Eritrea: City man laments deaths of reporters
LAST year was a bad one for reporters in many parts of the world.
In 2014, at least 66 were killed while working, 119 were kidnapped and 178 were imprisoned, says the annual report of Reporters Without Borders.
This is the tip of the iceberg," said a former reporter and Winnipegger, Ghezae Hagos, who got out of Eritrea before it began locking up journalists in 2001.
Eritrea shut down its independent press and is ranked today as the world's worst place for press freedom. Reporters Without Borders' 2014 press freedom index looked at 180 countries and ranked Eritrea at the bottom -- behind North Korea and Turkmenistan "where freedom of information is non-existent." The report said the three countries "continue to be news and information black holes and living hells for the journalists who inhabit them."

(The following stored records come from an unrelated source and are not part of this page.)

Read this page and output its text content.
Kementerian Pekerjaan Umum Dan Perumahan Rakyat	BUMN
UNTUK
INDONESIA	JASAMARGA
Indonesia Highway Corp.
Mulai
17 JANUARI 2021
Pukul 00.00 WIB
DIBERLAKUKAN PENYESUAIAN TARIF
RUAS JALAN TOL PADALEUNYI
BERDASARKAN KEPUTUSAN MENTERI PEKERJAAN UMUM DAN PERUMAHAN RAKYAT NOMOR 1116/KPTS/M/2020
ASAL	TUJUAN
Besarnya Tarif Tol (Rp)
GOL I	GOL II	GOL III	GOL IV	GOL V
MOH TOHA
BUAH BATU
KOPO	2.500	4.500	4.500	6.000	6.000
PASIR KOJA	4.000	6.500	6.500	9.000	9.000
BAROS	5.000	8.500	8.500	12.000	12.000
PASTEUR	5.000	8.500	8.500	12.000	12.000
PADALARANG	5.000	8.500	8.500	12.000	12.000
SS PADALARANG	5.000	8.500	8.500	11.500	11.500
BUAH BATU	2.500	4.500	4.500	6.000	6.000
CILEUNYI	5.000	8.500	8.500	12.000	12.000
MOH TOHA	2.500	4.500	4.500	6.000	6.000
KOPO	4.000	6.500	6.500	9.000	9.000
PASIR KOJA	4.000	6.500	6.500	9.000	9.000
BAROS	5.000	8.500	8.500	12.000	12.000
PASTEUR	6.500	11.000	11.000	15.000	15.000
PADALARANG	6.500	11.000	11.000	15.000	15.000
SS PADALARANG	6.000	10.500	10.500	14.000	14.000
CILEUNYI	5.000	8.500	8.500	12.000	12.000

Hagos knows what they mean. His best friend and former editor Amanuel Asrat has been in prison in Eritrea since September 2001.
He and Asrat's family aren't even sure whether the editor-in-chief of the Zemen newspaper is alive.
An Amnesty International report on Eritrea this year said: "Thousands of people are currently held incommunicado in arbitrary detention for questioning government policies, for their work as journalists, for practising a religion not recognized by the state or for evading national-service conscription."
The report said many of those detained are prisoners of conscience who have never been charged with a crime, tried or brought before a judge, and hundreds have been held for nearly 20 years.
The jailing of Asrat and other reporters is what compelled Hagos to advocate for human rights in Eritrea after he came to Canada, he said.
"I keep my press card in my wallet," said Hagos, who now works with newcomers in Winnipeg. "I've kept it for 14 years as a reminder of what I was and what happened," he said.
"Since September 2001, no private press has been allowed in Eritrea. Most of the journalists were arrested or disappeared," he said.
"If you control the journalism, you control everything," said Hagos. An independent press is "the first pillar of government," he said. "Without it, people have no way of knowing what is the truth.
"The only media is government media," he said. "And even journalists who worked for the government media have been harassed and imprisoned," Hagos said on the one-year anniversary of the imprisonment of Canadian-Egyptian journalist Mohammed Fahmy with two of his Al Jazeera English colleagues. They've been locked up in Egypt on terrorism-related charges widely viewed as trumped-up for political reasons.
"For the people to have freedom of speech and freedom of the press taken away after they brought them to power is very ironic and very sad."